According to a 25-year study using rhesus monkeys, a lifetime on a very-low calorie diet did not help them live any longer, researchers from Louisiana State University in Baton Rouge reported in the journal Nature. Rhesus monkeys are genetically relatively similar to humans. They were fed on a diet consisting of 30% fewer calories than the control group were for a quarter of a century.

The authors say that there are two factors which have the largest impact on lifespan:

  • Good genes
  • A healthy and well balanced diet

Don Ingram, a gerontologist who designed the study nearly thirty years ago while he was at the NIA (National Institute on Aging), said “To think that a simple decrease in calories caused such a widespread change, that was remarkable.”

At the start of the study, there were already suggestions that severe calorie restriction over the long term might have a positive impact on longevity. Several studies had shown that half-starving roundworms lived much longer than their well-fed counterparts. Animal studies with rats had demonstrated how low-calorie diets kept them youthful for longer.

Scientists from the Washington University School of Medicine, in St. Louis, Missouri, proposed that low-calorie diets reduce a human’s core body temperature, resulting in longer life.

A study carried out by researchers from the Department of Genetics Evolution and Environment at University College London, published an article in Nature which said that high protein diets make us live longer, not low calorie ones.

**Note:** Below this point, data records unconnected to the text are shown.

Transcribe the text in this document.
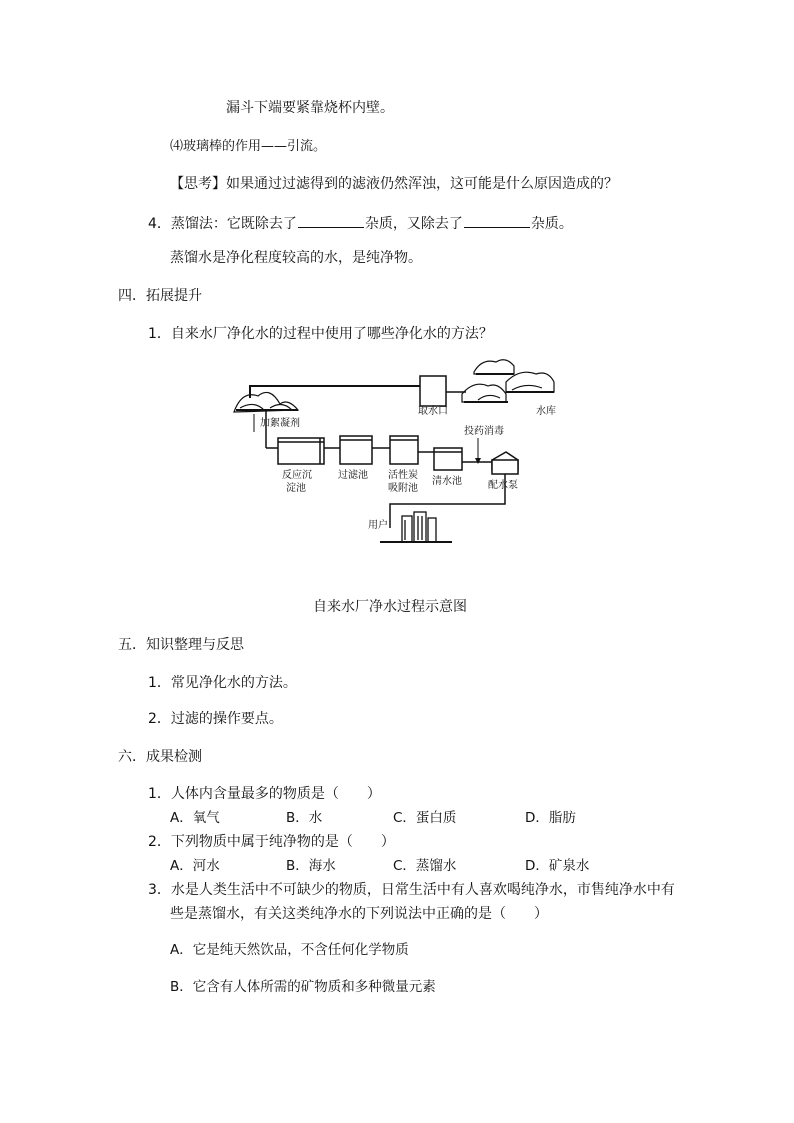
漏斗下端要紧靠烧杯内壁。
⑷玻璃棒的作用——引流。
【思考】如果通过过滤得到的滤液仍然浑浊，这可能是什么原因造成的？
4．蒸馏法：它既除去了	杂质，又除去了	杂质。
蒸馏水是净化程度较高的水，是纯净物。
四．拓展提升
1．自来水厂净化水的过程中使用了哪些净化水的方法？
取水口	水库
加絮凝剂
反应沉
淀池
过滤池 活性炭
吸附池
清水池
投药消毒
配水泵
用户
自来水厂净水过程示意图
五．知识整理与反思
1．常见净化水的方法。
2．过滤的操作要点。
六．成果检测
1．人体内含量最多的物质是（　　）
A．氧气	B．水	C．蛋白质	D．脂肪
2．下列物质中属于纯净物的是（　　）
A．河水	B．海水	C．蒸馏水	D．矿泉水
3．水是人类生活中不可缺少的物质，日常生活中有人喜欢喝纯净水，市售纯净水中有
些是蒸馏水，有关这类纯净水的下列说法中正确的是（　　）
A．它是纯天然饮品，不含任何化学物质
B．它含有人体所需的矿物质和多种微量元素
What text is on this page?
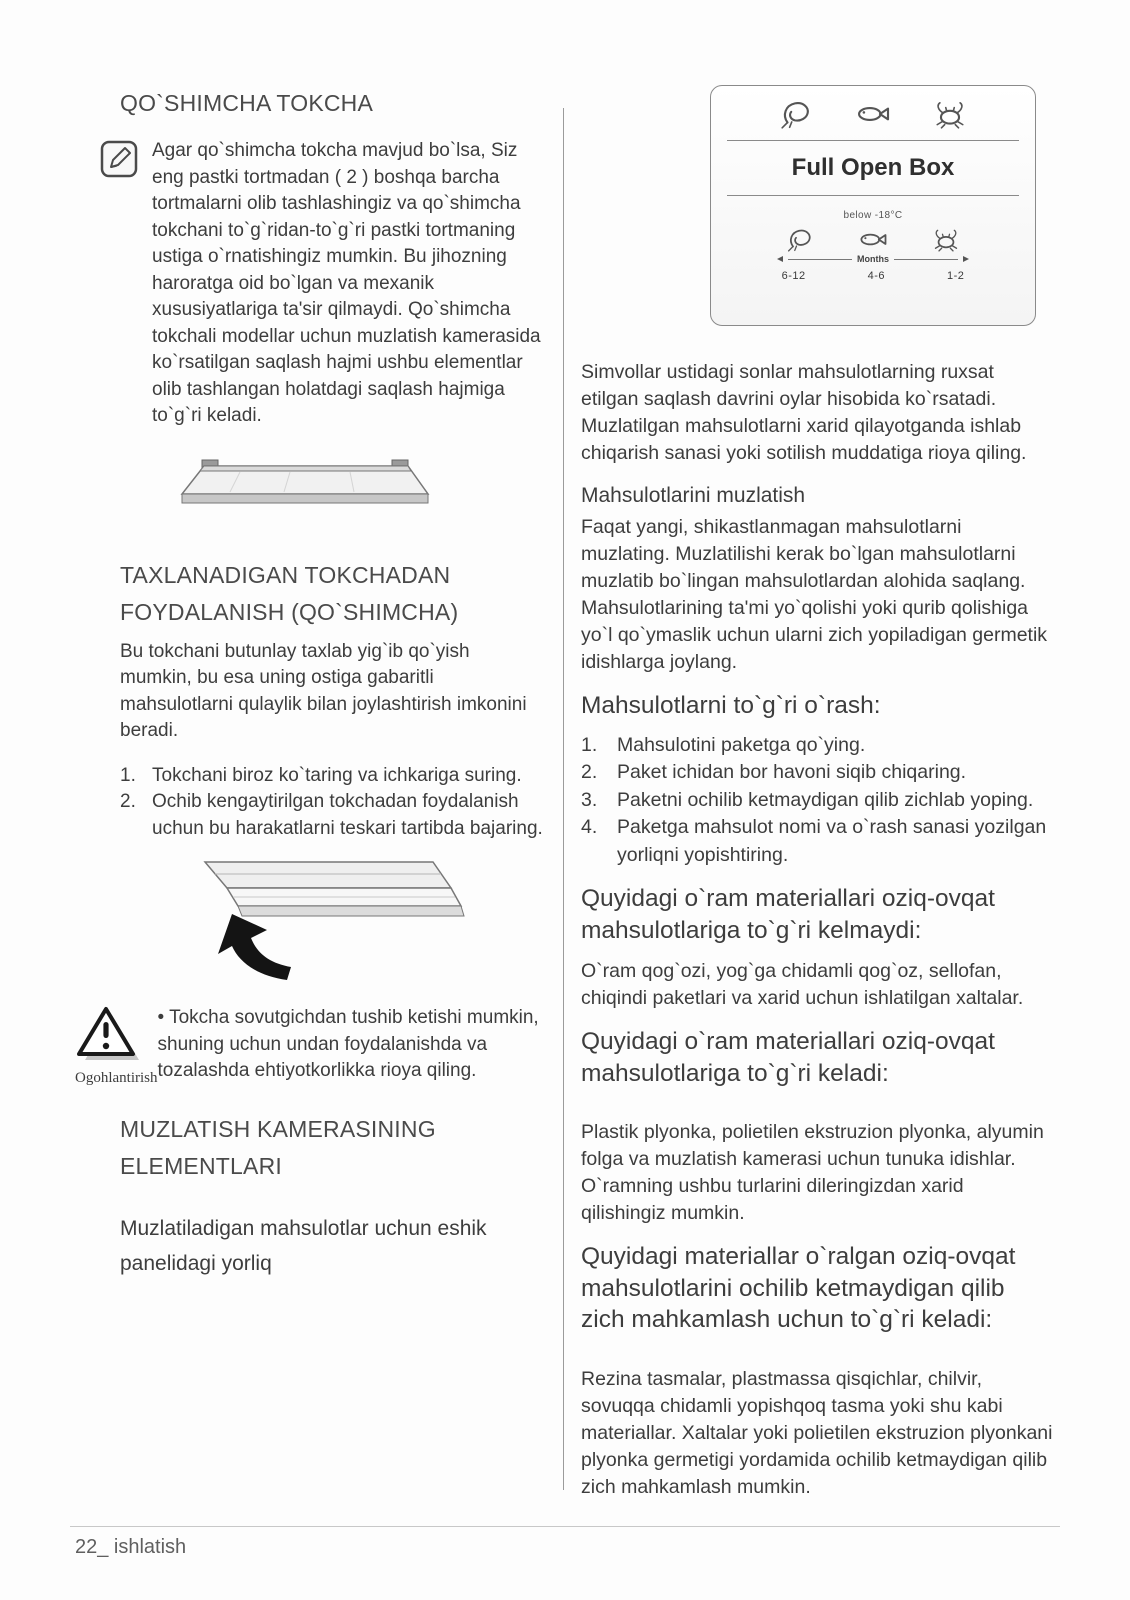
QO`SHIMCHA TOKCHA

Agar qo`shimcha tokcha mavjud bo`lsa, Siz eng pastki tortmadan ( 2 ) boshqa barcha tortmalarni olib tashlashingiz va qo`shimcha tokchani to`g`ridan-to`g`ri pastki tortmaning ustiga o`rnatishingiz mumkin. Bu jihozning haroratga oid bo`lgan va mexanik xususiyatlariga ta'sir qilmaydi. Qo`shimcha tokchali modellar uchun muzlatish kamerasida ko`rsatilgan saqlash hajmi ushbu elementlar olib tashlangan holatdagi saqlash hajmiga to`g`ri keladi.

TAXLANADIGAN TOKCHADAN FOYDALANISH (QO`SHIMCHA)

Bu tokchani butunlay taxlab yig`ib qo`yish mumkin, bu esa uning ostiga gabaritli mahsulotlarni qulaylik bilan joylashtirish imkonini beradi.

1. Tokchani biroz ko`taring va ichkariga suring.
2. Ochib kengaytirilgan tokchadan foydalanish uchun bu harakatlarni teskari tartibda bajaring.
Ogohlantirish

• Tokcha sovutgichdan tushib ketishi mumkin, shuning uchun undan foydalanishda va tozalashda ehtiyotkorlikka rioya qiling.

MUZLATISH KAMERASINING ELEMENTLARI

Muzlatiladigan mahsulotlar uchun eshik panelidagi yorliq

Full Open Box
below -18°C
Months
6-12	4-6	1-2

Simvollar ustidagi sonlar mahsulotlarning ruxsat etilgan saqlash davrini oylar hisobida ko`rsatadi. Muzlatilgan mahsulotlarni xarid qilayotganda ishlab chiqarish sanasi yoki sotilish muddatiga rioya qiling.

Mahsulotlarini muzlatish

Faqat yangi, shikastlanmagan mahsulotlarni muzlating. Muzlatilishi kerak bo`lgan mahsulotlarni muzlatib bo`lingan mahsulotlardan alohida saqlang. Mahsulotlarining ta'mi yo`qolishi yoki qurib qolishiga yo`l qo`ymaslik uchun ularni zich yopiladigan germetik idishlarga joylang.

Mahsulotlarni to`g`ri o`rash:
1.	Mahsulotini paketga qo`ying.
2.	Paket ichidan bor havoni siqib chiqaring.
3.	Paketni ochilib ketmaydigan qilib zichlab yoping.
4.	Paketga mahsulot nomi va o`rash sanasi yozilgan yorliqni yopishtiring.
Quyidagi o`ram materiallari oziq-ovqat mahsulotlariga to`g`ri kelmaydi:

O`ram qog`ozi, yog`ga chidamli qog`oz, sellofan, chiqindi paketlari va xarid uchun ishlatilgan xaltalar.

Quyidagi o`ram materiallari oziq-ovqat mahsulotlariga to`g`ri keladi:

Plastik plyonka, polietilen ekstruzion plyonka, alyumin folga va muzlatish kamerasi uchun tunuka idishlar. O`ramning ushbu turlarini dileringizdan xarid qilishingiz mumkin.

Quyidagi materiallar o`ralgan oziq-ovqat mahsulotlarini ochilib ketmaydigan qilib zich mahkamlash uchun to`g`ri keladi:

Rezina tasmalar, plastmassa qisqichlar, chilvir, sovuqqa chidamli yopishqoq tasma yoki shu kabi materiallar. Xaltalar yoki polietilen ekstruzion plyonkani plyonka germetigi yordamida ochilib ketmaydigan qilib zich mahkamlash mumkin.

22_ ishlatish
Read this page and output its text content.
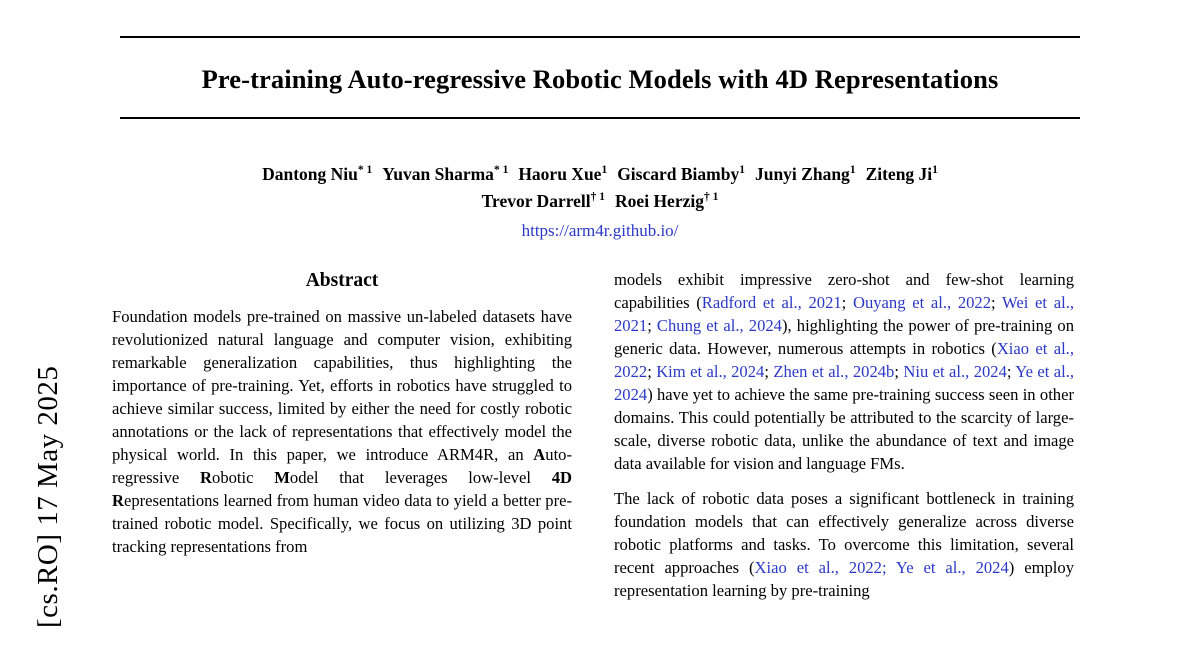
[cs.RO] 17 May 2025
Pre-training Auto-regressive Robotic Models with 4D Representations
Dantong Niu$^{* 1}$ Yuvan Sharma$^{* 1}$ Haoru Xue$^1$ Giscard Biamby$^1$ Junyi Zhang$^1$ Ziteng Ji$^1$
Trevor Darrell$^{\dagger 1}$ Roei Herzig$^{\dagger 1}$
https://arm4r.github.io/
Abstract

Foundation models pre-trained on massive un-labeled datasets have revolutionized natural language and computer vision, exhibiting remarkable generalization capabilities, thus highlighting the importance of pre-training. Yet, efforts in robotics have struggled to achieve similar success, limited by either the need for costly robotic annotations or the lack of representations that effectively model the physical world. In this paper, we introduce ARM4R, an Auto-regressive Robotic Model that leverages low-level 4D Representations learned from human video data to yield a better pre-trained robotic model. Specifically, we focus on utilizing 3D point tracking representations from

models exhibit impressive zero-shot and few-shot learning capabilities (Radford et al., 2021; Ouyang et al., 2022; Wei et al., 2021; Chung et al., 2024), highlighting the power of pre-training on generic data. However, numerous attempts in robotics (Xiao et al., 2022; Kim et al., 2024; Zhen et al., 2024b; Niu et al., 2024; Ye et al., 2024) have yet to achieve the same pre-training success seen in other domains. This could potentially be attributed to the scarcity of large-scale, diverse robotic data, unlike the abundance of text and image data available for vision and language FMs.

The lack of robotic data poses a significant bottleneck in training foundation models that can effectively generalize across diverse robotic platforms and tasks. To overcome this limitation, several recent approaches (Xiao et al., 2022; Ye et al., 2024) employ representation learning by pre-training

A recent study indicated that restricting calories may trigger a genetic domino-effect resulting in slower aging.

A 2009 study carried out at the Wisconsin National Primate Research Center (WNPRC) found that 13% of rhesus monkeys on very low calorie diets died from age-related causes, compared to 37% in the “normal-diet” group.

Ingram believes that the WNPRC experiment had a flaw – the diets in both groups were unhealthy. An unhealthy low calorie diet is less bad for you than an unhealthy higher calorie one. Their diets contained 28.5% sucrose, compared to this recent one where sucrose made up only 3.9% of their total dietary calories. The NIA monkeys also consumed fish oil and antioxidants, the WNPRC ones did not.

The WNPRC study leader, Rich Weindruch, said himself that his monkeys’ diet was probably less healthy.

Also, portions were not controlled in the WNPRC experiment, the animals had unlimited access to their food, while the NIA monkeys did not, they received fixed amounts each day. Consequently, the WNPRC monkeys in both groups weighed more than those in the equivalent groups in the NIA study. Ingram believes the WNPRC study demonstrated the difference between an unhealthy control group and another group on another diet, rather than a healthy control group versus a low-calorie one.

Ingram said:

“When we began these studies, the dogma was that a calorie is a calorie. I think it’s clear that the types of calories the monkeys ate made a profound difference.”

The authors suggest that mixed results from various animal experiments probably reflect genetic diversity among strains. The NIA monkeys came from a gene pool from India, while the WNPRC ones came from other genetic lines from China and India.

Scientists had expected to be able to shut down one gene, open up another, and in this way find pathways for restricting disease and slowing down the aging process. However, they say that key pathways are not all the same, they vary from animal to animal.

David Sinclair, a geneticist at Harvard Medical School in Boston, Massachusetts, said “It may take us a decade to sort out longevity networks.”

Surprisingly, evidence on caloric restriction linked to slower aging in human beings is scarce, the authors say. According to observational studies, humans who live the longest are of average weight – not thin people on low calorie diets.

According to Nir Barzilai, a gerontologist at Albert Einstein College of Medicine, New York, centenarians have talked to him and given him the impression that genetics has a much greater impact on longevity than lifestyle or diet. He described centenarians as “a chubby bunch”.

Ingram, who says he enjoys good food, says he welcomes studies that focus on diet composition rather than mathematics (pure caloric intake).

Ingram wondered:

“Is the human lifespan fixed? I still don’t believe that for a minute.”

Scientists at the Washington University School of Medicine in St. Louis in 2008, had already put forward the suggestion that low-calorie diets may make rodents live longer, but they might not be as effective in humans.